T.S. Eliot, in his essay on "Tradition and Individual Talent", writes: "The more perfect the artist, the more completely separate in him will be the man who suffers and the mind which creates; the more perfectly will the mind digest and transmute the passions which are its material."
Millions of artists create; only a few thousands are discussed or accepted by the spectator and many less again are consecrated by posterity.
In the last analysis, the artist may shout from all the rooftops that he is a genius: he will have to wait for the verdict of the spectator in order that his declarations take a social value and that, finally, posterity includes him in the primers of Artist History.
I know that this statement will not meet with the approval of many artists who refuse this mediumistic role and insist on the validity of their awareness in the creative act – yet, art history has consistently decided upon the virtues of a work of art through considerations completely divorced from the rationalized explanations of the artist.
If the artist, as a human being, full of the best intentions toward himself and the whole world, plays no role at all in the judgment of his own work, how can one describe the phenomenon which prompts the spectator to react critically to the work of art? In other words, how does this reaction come about?
This phenomenon is comparable to a transference from the artist to the spectator in the form of an esthetic osmosis taking place through the inert matter, such as pigment, piano or marble.
But before we go further, I want to clarify our understanding of the word 'art' - to be sure, without any attempt at a definition.
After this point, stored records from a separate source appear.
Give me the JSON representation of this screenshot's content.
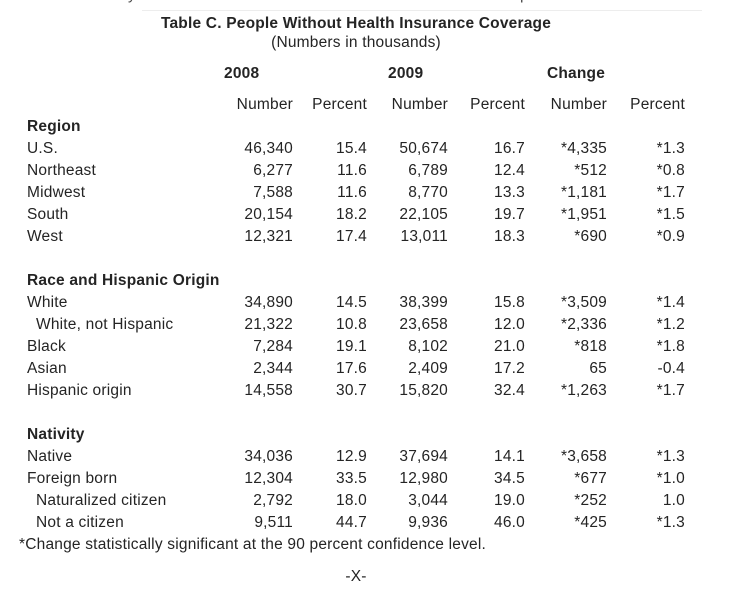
{
  "page": {
    "background": "#ffffff",
    "text_color": "#242424",
    "top_fragment": {
      "glyphs": [
        "y",
        "p"
      ]
    },
    "page_marker": "-X-"
  },
  "table": {
    "title": "Table C. People Without Health Insurance Coverage",
    "subtitle": "(Numbers in thousands)",
    "year_groups": [
      "2008",
      "2009",
      "Change"
    ],
    "column_headers": [
      "Number",
      "Percent",
      "Number",
      "Percent",
      "Number",
      "Percent"
    ],
    "sections": [
      {
        "heading": "Region",
        "rows": [
          {
            "label": "U.S.",
            "indent": false,
            "values": [
              "46,340",
              "15.4",
              "50,674",
              "16.7",
              "*4,335",
              "*1.3"
            ]
          },
          {
            "label": "Northeast",
            "indent": false,
            "values": [
              "6,277",
              "11.6",
              "6,789",
              "12.4",
              "*512",
              "*0.8"
            ]
          },
          {
            "label": "Midwest",
            "indent": false,
            "values": [
              "7,588",
              "11.6",
              "8,770",
              "13.3",
              "*1,181",
              "*1.7"
            ]
          },
          {
            "label": "South",
            "indent": false,
            "values": [
              "20,154",
              "18.2",
              "22,105",
              "19.7",
              "*1,951",
              "*1.5"
            ]
          },
          {
            "label": "West",
            "indent": false,
            "values": [
              "12,321",
              "17.4",
              "13,011",
              "18.3",
              "*690",
              "*0.9"
            ]
          }
        ]
      },
      {
        "heading": "Race and Hispanic Origin",
        "rows": [
          {
            "label": "White",
            "indent": false,
            "values": [
              "34,890",
              "14.5",
              "38,399",
              "15.8",
              "*3,509",
              "*1.4"
            ]
          },
          {
            "label": "White, not Hispanic",
            "indent": true,
            "values": [
              "21,322",
              "10.8",
              "23,658",
              "12.0",
              "*2,336",
              "*1.2"
            ]
          },
          {
            "label": "Black",
            "indent": false,
            "values": [
              "7,284",
              "19.1",
              "8,102",
              "21.0",
              "*818",
              "*1.8"
            ]
          },
          {
            "label": "Asian",
            "indent": false,
            "values": [
              "2,344",
              "17.6",
              "2,409",
              "17.2",
              "65",
              "-0.4"
            ]
          },
          {
            "label": "Hispanic origin",
            "indent": false,
            "values": [
              "14,558",
              "30.7",
              "15,820",
              "32.4",
              "*1,263",
              "*1.7"
            ]
          }
        ]
      },
      {
        "heading": "Nativity",
        "rows": [
          {
            "label": "Native",
            "indent": false,
            "values": [
              "34,036",
              "12.9",
              "37,694",
              "14.1",
              "*3,658",
              "*1.3"
            ]
          },
          {
            "label": "Foreign born",
            "indent": false,
            "values": [
              "12,304",
              "33.5",
              "12,980",
              "34.5",
              "*677",
              "*1.0"
            ]
          },
          {
            "label": "Naturalized citizen",
            "indent": true,
            "values": [
              "2,792",
              "18.0",
              "3,044",
              "19.0",
              "*252",
              "1.0"
            ]
          },
          {
            "label": "Not a citizen",
            "indent": true,
            "values": [
              "9,511",
              "44.7",
              "9,936",
              "46.0",
              "*425",
              "*1.3"
            ]
          }
        ]
      }
    ],
    "footnote": "*Change statistically significant at the 90 percent confidence level."
  }
}
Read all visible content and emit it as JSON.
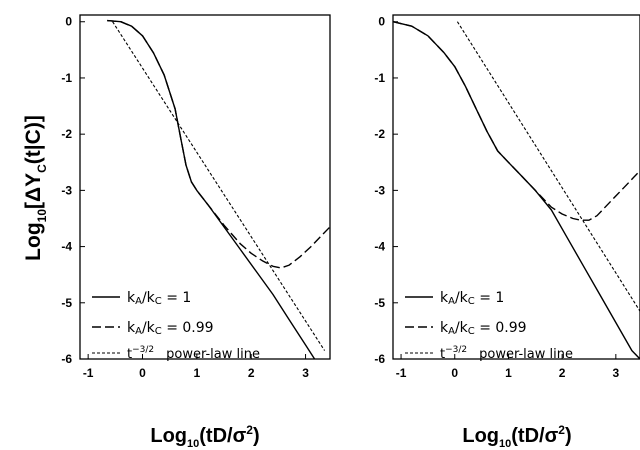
{
  "chart_data": [
    {
      "type": "line",
      "panel": "left",
      "xlabel": "Log10(tD/σ2)",
      "ylabel": "Log10[ΔYC(t|C)]",
      "xlim": [
        -1.15,
        3.45
      ],
      "ylim": [
        -6,
        0.12
      ],
      "xticks": [
        "-1",
        "0",
        "1",
        "2",
        "3"
      ],
      "yticks": [
        "0",
        "-1",
        "-2",
        "-3",
        "-4",
        "-5",
        "-6"
      ],
      "grid": false,
      "legend_position": "bottom-left",
      "series": [
        {
          "name": "kA/kC = 1",
          "style": "solid",
          "x": [
            -0.65,
            -0.4,
            -0.2,
            0.0,
            0.2,
            0.4,
            0.6,
            0.7,
            0.8,
            0.9,
            1.0,
            1.2,
            1.5,
            1.8,
            2.1,
            2.4,
            2.7,
            3.0,
            3.3
          ],
          "y": [
            0.02,
            0.0,
            -0.08,
            -0.25,
            -0.55,
            -0.95,
            -1.55,
            -2.05,
            -2.55,
            -2.85,
            -3.0,
            -3.25,
            -3.65,
            -4.05,
            -4.45,
            -4.85,
            -5.3,
            -5.75,
            -6.2
          ]
        },
        {
          "name": "kA/kC = 0.99",
          "style": "dashed",
          "x": [
            -0.65,
            -0.4,
            -0.2,
            0.0,
            0.2,
            0.4,
            0.6,
            0.7,
            0.8,
            0.9,
            1.0,
            1.2,
            1.5,
            1.8,
            2.0,
            2.2,
            2.4,
            2.55,
            2.7,
            2.9,
            3.1,
            3.3,
            3.45
          ],
          "y": [
            0.02,
            0.0,
            -0.08,
            -0.25,
            -0.55,
            -0.95,
            -1.55,
            -2.05,
            -2.55,
            -2.85,
            -3.0,
            -3.25,
            -3.62,
            -3.95,
            -4.12,
            -4.25,
            -4.35,
            -4.38,
            -4.33,
            -4.18,
            -4.0,
            -3.8,
            -3.65
          ]
        },
        {
          "name": "t-3/2 power-law line",
          "style": "dotted",
          "x": [
            -0.55,
            3.35
          ],
          "y": [
            0.0,
            -5.85
          ]
        }
      ]
    },
    {
      "type": "line",
      "panel": "right",
      "xlabel": "Log10(tD/σ2)",
      "xlim": [
        -1.15,
        3.45
      ],
      "ylim": [
        -6,
        0.12
      ],
      "xticks": [
        "-1",
        "0",
        "1",
        "2",
        "3"
      ],
      "yticks": [
        "0",
        "-1",
        "-2",
        "-3",
        "-4",
        "-5",
        "-6"
      ],
      "grid": false,
      "legend_position": "bottom-left",
      "series": [
        {
          "name": "kA/kC = 1",
          "style": "solid",
          "x": [
            -1.15,
            -0.8,
            -0.5,
            -0.2,
            0.0,
            0.2,
            0.4,
            0.6,
            0.8,
            1.0,
            1.2,
            1.5,
            1.8,
            2.1,
            2.4,
            2.7,
            3.0,
            3.3,
            3.45
          ],
          "y": [
            0.0,
            -0.08,
            -0.25,
            -0.55,
            -0.8,
            -1.15,
            -1.55,
            -1.95,
            -2.3,
            -2.5,
            -2.7,
            -3.0,
            -3.35,
            -3.85,
            -4.35,
            -4.85,
            -5.35,
            -5.85,
            -6.0
          ]
        },
        {
          "name": "kA/kC = 0.99",
          "style": "dashed",
          "x": [
            -1.15,
            -0.8,
            -0.5,
            -0.2,
            0.0,
            0.2,
            0.4,
            0.6,
            0.8,
            1.0,
            1.2,
            1.5,
            1.8,
            2.0,
            2.2,
            2.35,
            2.5,
            2.65,
            2.8,
            3.0,
            3.2,
            3.45
          ],
          "y": [
            0.0,
            -0.08,
            -0.25,
            -0.55,
            -0.8,
            -1.15,
            -1.55,
            -1.95,
            -2.3,
            -2.5,
            -2.7,
            -3.0,
            -3.3,
            -3.42,
            -3.5,
            -3.53,
            -3.53,
            -3.45,
            -3.3,
            -3.1,
            -2.9,
            -2.65
          ]
        },
        {
          "name": "t-3/2 power-law line",
          "style": "dotted",
          "x": [
            0.05,
            3.45
          ],
          "y": [
            0.0,
            -5.15
          ]
        }
      ]
    }
  ],
  "legend": {
    "entries": [
      {
        "k": "k",
        "A": "A",
        "slash": "/k",
        "C": "C",
        "rest": " = 1"
      },
      {
        "k": "k",
        "A": "A",
        "slash": "/k",
        "C": "C",
        "rest": " = 0.99"
      },
      {
        "t": "t",
        "exp": "−3/2",
        "rest": "power-law line"
      }
    ]
  },
  "labels": {
    "log": "Log",
    "sub10": "10",
    "x_arg_open": "(tD/σ",
    "x_sup": "2",
    "x_arg_close": ")",
    "y_open": "[ΔY",
    "y_sub": "C",
    "y_close": "(t|C)]"
  }
}
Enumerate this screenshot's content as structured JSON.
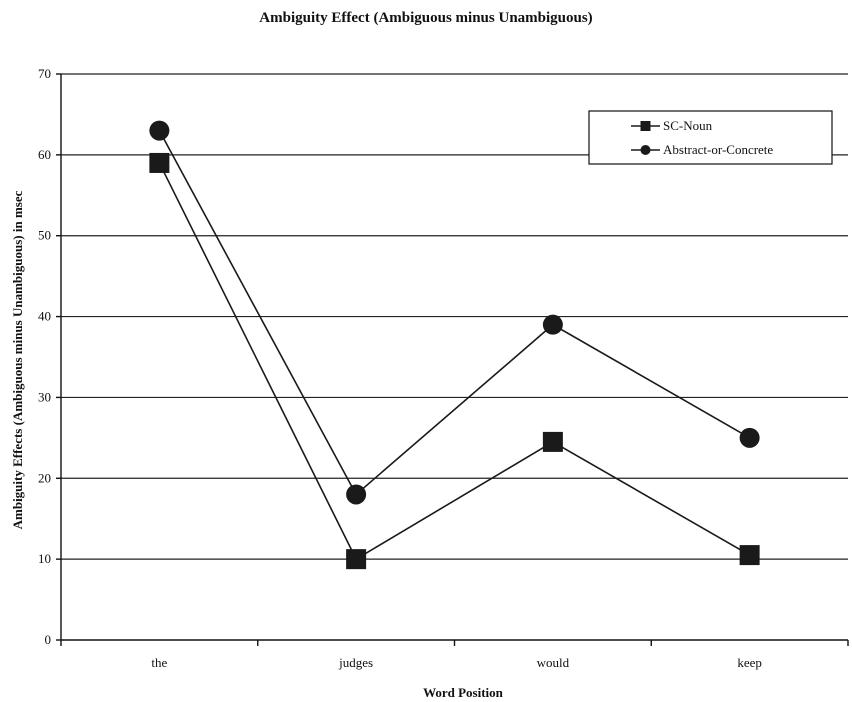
{
  "chart_data": {
    "type": "line",
    "title": "Ambiguity Effect  (Ambiguous minus Unambiguous)",
    "xlabel": "Word Position",
    "ylabel": "Ambiguity Effects (Ambiguous minus Unambiguous) in msec",
    "categories": [
      "the",
      "judges",
      "would",
      "keep"
    ],
    "ylim": [
      0,
      70
    ],
    "yticks": [
      0,
      10,
      20,
      30,
      40,
      50,
      60,
      70
    ],
    "grid": true,
    "legend_position": "top-right",
    "series": [
      {
        "name": "SC-Noun",
        "marker": "square",
        "values": [
          59,
          10,
          24.5,
          10.5
        ]
      },
      {
        "name": "Abstract-or-Concrete",
        "marker": "circle",
        "values": [
          63,
          18,
          39,
          25
        ]
      }
    ],
    "colors": {
      "line": "#1a1a1a",
      "marker": "#1a1a1a",
      "grid": "#222222"
    }
  }
}
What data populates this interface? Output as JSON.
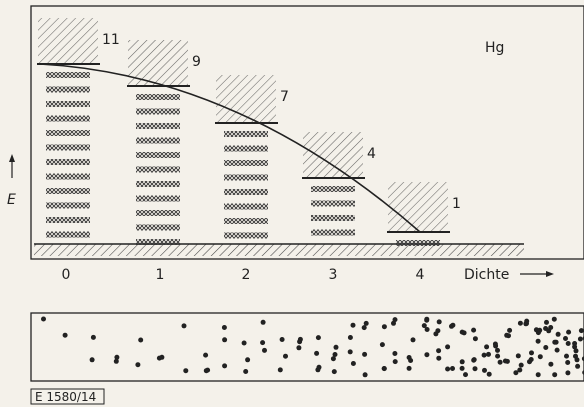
{
  "element": "Hg",
  "energy_label": "E",
  "density_label": "Dichte",
  "density_ticks": [
    "0",
    "1",
    "2",
    "3",
    "4"
  ],
  "columns": [
    {
      "density": "0",
      "count": "11"
    },
    {
      "density": "1",
      "count": "9"
    },
    {
      "density": "2",
      "count": "7"
    },
    {
      "density": "3",
      "count": "4"
    },
    {
      "density": "4",
      "count": "1"
    }
  ],
  "figure_code": "E 1580/14"
}
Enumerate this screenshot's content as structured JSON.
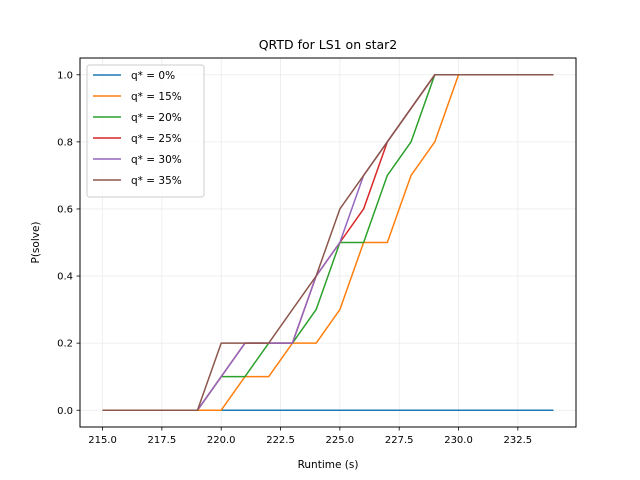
{
  "chart_data": {
    "type": "line",
    "title": "QRTD for LS1 on star2",
    "xlabel": "Runtime (s)",
    "ylabel": "P(solve)",
    "xlim": [
      214.05,
      234.95
    ],
    "ylim": [
      -0.05,
      1.05
    ],
    "xticks": [
      215.0,
      217.5,
      220.0,
      222.5,
      225.0,
      227.5,
      230.0,
      232.5
    ],
    "xtick_labels": [
      "215.0",
      "217.5",
      "220.0",
      "222.5",
      "225.0",
      "227.5",
      "230.0",
      "232.5"
    ],
    "yticks": [
      0.0,
      0.2,
      0.4,
      0.6,
      0.8,
      1.0
    ],
    "ytick_labels": [
      "0.0",
      "0.2",
      "0.4",
      "0.6",
      "0.8",
      "1.0"
    ],
    "grid": true,
    "legend_position": "top-left",
    "x": [
      215,
      216,
      217,
      218,
      219,
      220,
      221,
      222,
      223,
      224,
      225,
      226,
      227,
      228,
      229,
      230,
      231,
      232,
      233,
      234
    ],
    "series": [
      {
        "name": "q* = 0%",
        "color": "#1f77b4",
        "values": [
          0,
          0,
          0,
          0,
          0,
          0,
          0,
          0,
          0,
          0,
          0,
          0,
          0,
          0,
          0,
          0,
          0,
          0,
          0,
          0
        ]
      },
      {
        "name": "q* = 15%",
        "color": "#ff7f0e",
        "values": [
          0,
          0,
          0,
          0,
          0,
          0,
          0.1,
          0.1,
          0.2,
          0.2,
          0.3,
          0.5,
          0.5,
          0.7,
          0.8,
          1,
          1,
          1,
          1,
          1
        ]
      },
      {
        "name": "q* = 20%",
        "color": "#2ca02c",
        "values": [
          0,
          0,
          0,
          0,
          0,
          0.1,
          0.1,
          0.2,
          0.2,
          0.3,
          0.5,
          0.5,
          0.7,
          0.8,
          1,
          1,
          1,
          1,
          1,
          1
        ]
      },
      {
        "name": "q* = 25%",
        "color": "#d62728",
        "values": [
          0,
          0,
          0,
          0,
          0,
          0.1,
          0.2,
          0.2,
          0.2,
          0.4,
          0.5,
          0.6,
          0.8,
          0.9,
          1,
          1,
          1,
          1,
          1,
          1
        ]
      },
      {
        "name": "q* = 30%",
        "color": "#9467bd",
        "values": [
          0,
          0,
          0,
          0,
          0,
          0.1,
          0.2,
          0.2,
          0.2,
          0.4,
          0.5,
          0.7,
          0.8,
          0.9,
          1,
          1,
          1,
          1,
          1,
          1
        ]
      },
      {
        "name": "q* = 35%",
        "color": "#8c564b",
        "values": [
          0,
          0,
          0,
          0,
          0,
          0.2,
          0.2,
          0.2,
          0.3,
          0.4,
          0.6,
          0.7,
          0.8,
          0.9,
          1,
          1,
          1,
          1,
          1,
          1
        ]
      }
    ]
  }
}
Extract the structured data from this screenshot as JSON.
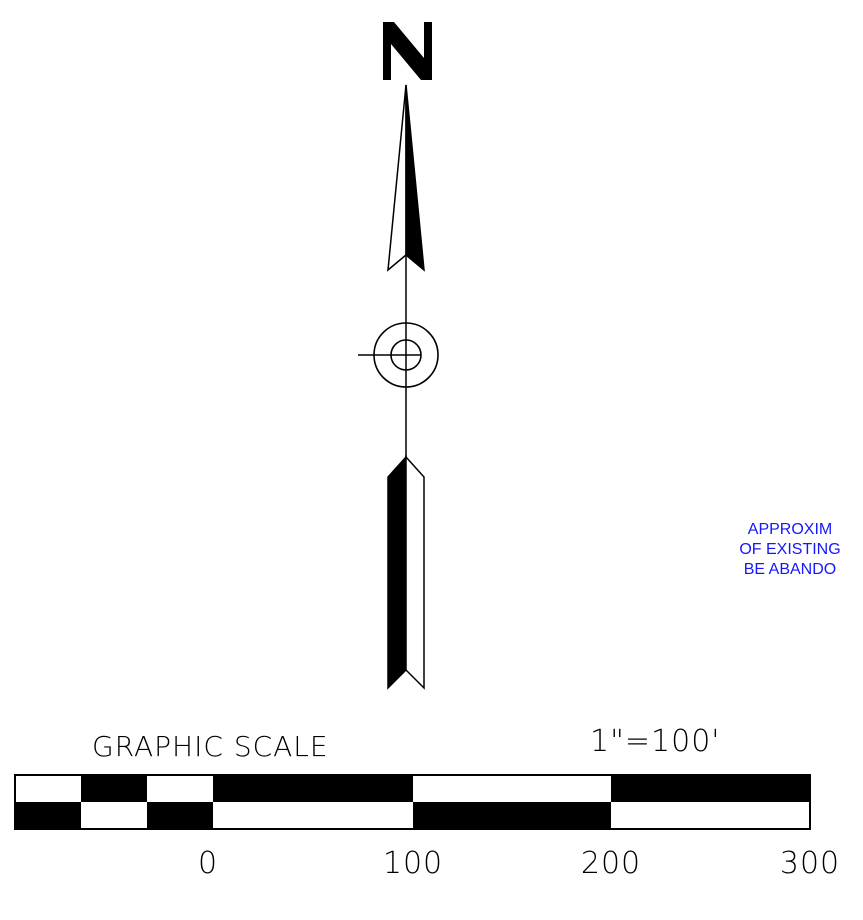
{
  "north_arrow": {
    "letter": "N"
  },
  "graphic_scale": {
    "title": "GRAPHIC SCALE",
    "ratio": "1\"=100'",
    "ticks": [
      "0",
      "100",
      "200",
      "300"
    ]
  },
  "note": {
    "lines": [
      "APPROXIM",
      "OF EXISTING",
      "BE ABANDO"
    ]
  },
  "colors": {
    "ink": "#000000",
    "note": "#1616ff"
  }
}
What I have in mind is that art may be bad, good or indifferent, but, whatever adjective is used, we must call it art, and bad art is still art in the same way that a bad emotion is still an emotion.
Therefore, when I refer to 'art coefficient', it will be understood that I refer not only to great art, but I am trying to describe the subjective mechanism which produces art in the raw state – à l'état brut – bad, good or indifferent.
In the creative act, the artist goes from intention to realization through a chain of totally subjective reactions. His struggle toward the realization is a series of efforts, pains, satisfaction, refusals, decisions, which also cannot and must not be fully self-conscious, at least on the esthetic plane.
The result of this struggle is a difference between the intention and its realization, a difference which the artist is not aware of.
Consequently, in the chain of reactions accompanying the creative act, a link is missing. This gap, representing the inability of the artist to express fully his intention, this difference between what he intended to realize and did realize, is the personal 'art coefficient' contained in the work.
In other words, the personal 'art coefficient' is like an arithmetical relation between the unexpressed but intended and the unintentionally expressed.
To avoid a misunderstanding, we must remember that this 'art coefficient' is a personal expression of art à l'état brut, that is, still in a raw state, which must be 'refined' as pure sugar from molasses by the spectator; the digit of this coefficient has no bearing whatsoever on his verdict. The creative act takes another aspect when the spectator experiences the phenomenon of transmutation: through the change from inert matter into a work of art, an actual transubtantiation has taken place, and the role of the spectator is to determine the weight of the work on the esthetic scale.
All in all, the creative act is not performed by the artist alone; the spectator brings the work in contact with the external world by deciphering and interpreting its inner qualification and thus adds his contribution to the creative act. This becomes even more obvious when posterity gives a final verdict and sometimes rehabilitates forgotten artists.